Halo matahari dapat terjadi karena pembiasan cahaya oleh kristal es pada awan citrus yang dingin, di ketinggan 5 sampai 10 kilometer di atas lapisan troposfer. Halo atau cincin bercahaya merupakan hasil dari cahaya matahari yang berbelok karena partikel uap air di atmosfer. 

Halo terbentuk karena peristiwa disperse butir-butir air atau es pada awan citrus oleh sinar ultraviolet. Setelah matahari mengenai awan citrus, kristal es berbentuk prisma atau batang cahaya akan dipantulkan atau dibiaskan. 

Cahaya hasil pembiasan tersebut akan pecah akibat efek disperse. Cahaya yang pecah dalam beberapa warna akan dipantulkan di sekitar matahari, dan menuju arah tertentu. Sehingga nampak cincin yang bercahaya disekitar matahari. 

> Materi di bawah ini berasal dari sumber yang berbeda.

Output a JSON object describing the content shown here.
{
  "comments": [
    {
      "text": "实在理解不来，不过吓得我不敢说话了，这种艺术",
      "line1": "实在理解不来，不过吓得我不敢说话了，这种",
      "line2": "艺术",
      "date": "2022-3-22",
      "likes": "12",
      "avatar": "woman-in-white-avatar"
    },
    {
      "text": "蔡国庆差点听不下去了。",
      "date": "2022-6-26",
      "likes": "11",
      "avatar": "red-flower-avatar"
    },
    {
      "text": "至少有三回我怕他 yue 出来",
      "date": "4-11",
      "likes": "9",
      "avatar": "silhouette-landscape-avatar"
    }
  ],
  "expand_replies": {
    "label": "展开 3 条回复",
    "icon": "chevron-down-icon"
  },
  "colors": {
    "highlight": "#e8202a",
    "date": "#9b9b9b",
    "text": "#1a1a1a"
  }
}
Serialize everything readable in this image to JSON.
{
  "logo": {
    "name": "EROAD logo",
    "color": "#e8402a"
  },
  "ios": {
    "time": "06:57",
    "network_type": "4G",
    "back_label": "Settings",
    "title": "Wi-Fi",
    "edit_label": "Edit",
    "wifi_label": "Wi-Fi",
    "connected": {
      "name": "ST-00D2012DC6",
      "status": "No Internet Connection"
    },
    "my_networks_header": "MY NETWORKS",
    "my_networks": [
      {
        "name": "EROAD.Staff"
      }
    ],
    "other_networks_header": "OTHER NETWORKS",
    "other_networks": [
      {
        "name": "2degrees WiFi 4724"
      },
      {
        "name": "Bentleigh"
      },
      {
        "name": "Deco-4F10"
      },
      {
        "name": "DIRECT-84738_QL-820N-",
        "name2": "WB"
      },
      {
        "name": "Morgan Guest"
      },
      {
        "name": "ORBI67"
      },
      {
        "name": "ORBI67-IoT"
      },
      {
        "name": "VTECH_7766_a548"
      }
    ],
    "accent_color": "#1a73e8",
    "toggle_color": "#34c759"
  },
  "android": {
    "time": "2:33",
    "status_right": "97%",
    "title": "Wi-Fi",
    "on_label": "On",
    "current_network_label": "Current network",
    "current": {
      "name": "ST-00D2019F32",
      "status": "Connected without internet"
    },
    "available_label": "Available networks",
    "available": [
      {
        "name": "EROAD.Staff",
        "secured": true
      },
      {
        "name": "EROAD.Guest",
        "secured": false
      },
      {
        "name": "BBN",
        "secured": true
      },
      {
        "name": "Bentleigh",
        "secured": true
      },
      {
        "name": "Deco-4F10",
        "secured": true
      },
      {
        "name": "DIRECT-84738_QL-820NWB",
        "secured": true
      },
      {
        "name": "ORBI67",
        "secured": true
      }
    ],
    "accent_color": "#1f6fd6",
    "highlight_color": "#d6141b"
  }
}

Sejumlah sumber yang dihimpun media ini menyebutkan bahwa halo matahari sebenarnya memiliki proses yang sama dengan terbentuknya pelangi pada pagi atau sore hari setelah hujan. 

Pada fenomena ini, matahari siang atau sore masih berada di sudut yang rendah. Pada posisi ini, kemampuan partikel air membiaskan cahaya lebih besar, sehingga warna yang muncul juga lebih lengkap untuk mengitari matahari. 

Halo matahari termasuk fenomena alam yang terjadi atau langka, namun peristiwanya dapat dijelaskan secara ilmiah oleh para ilmuwan.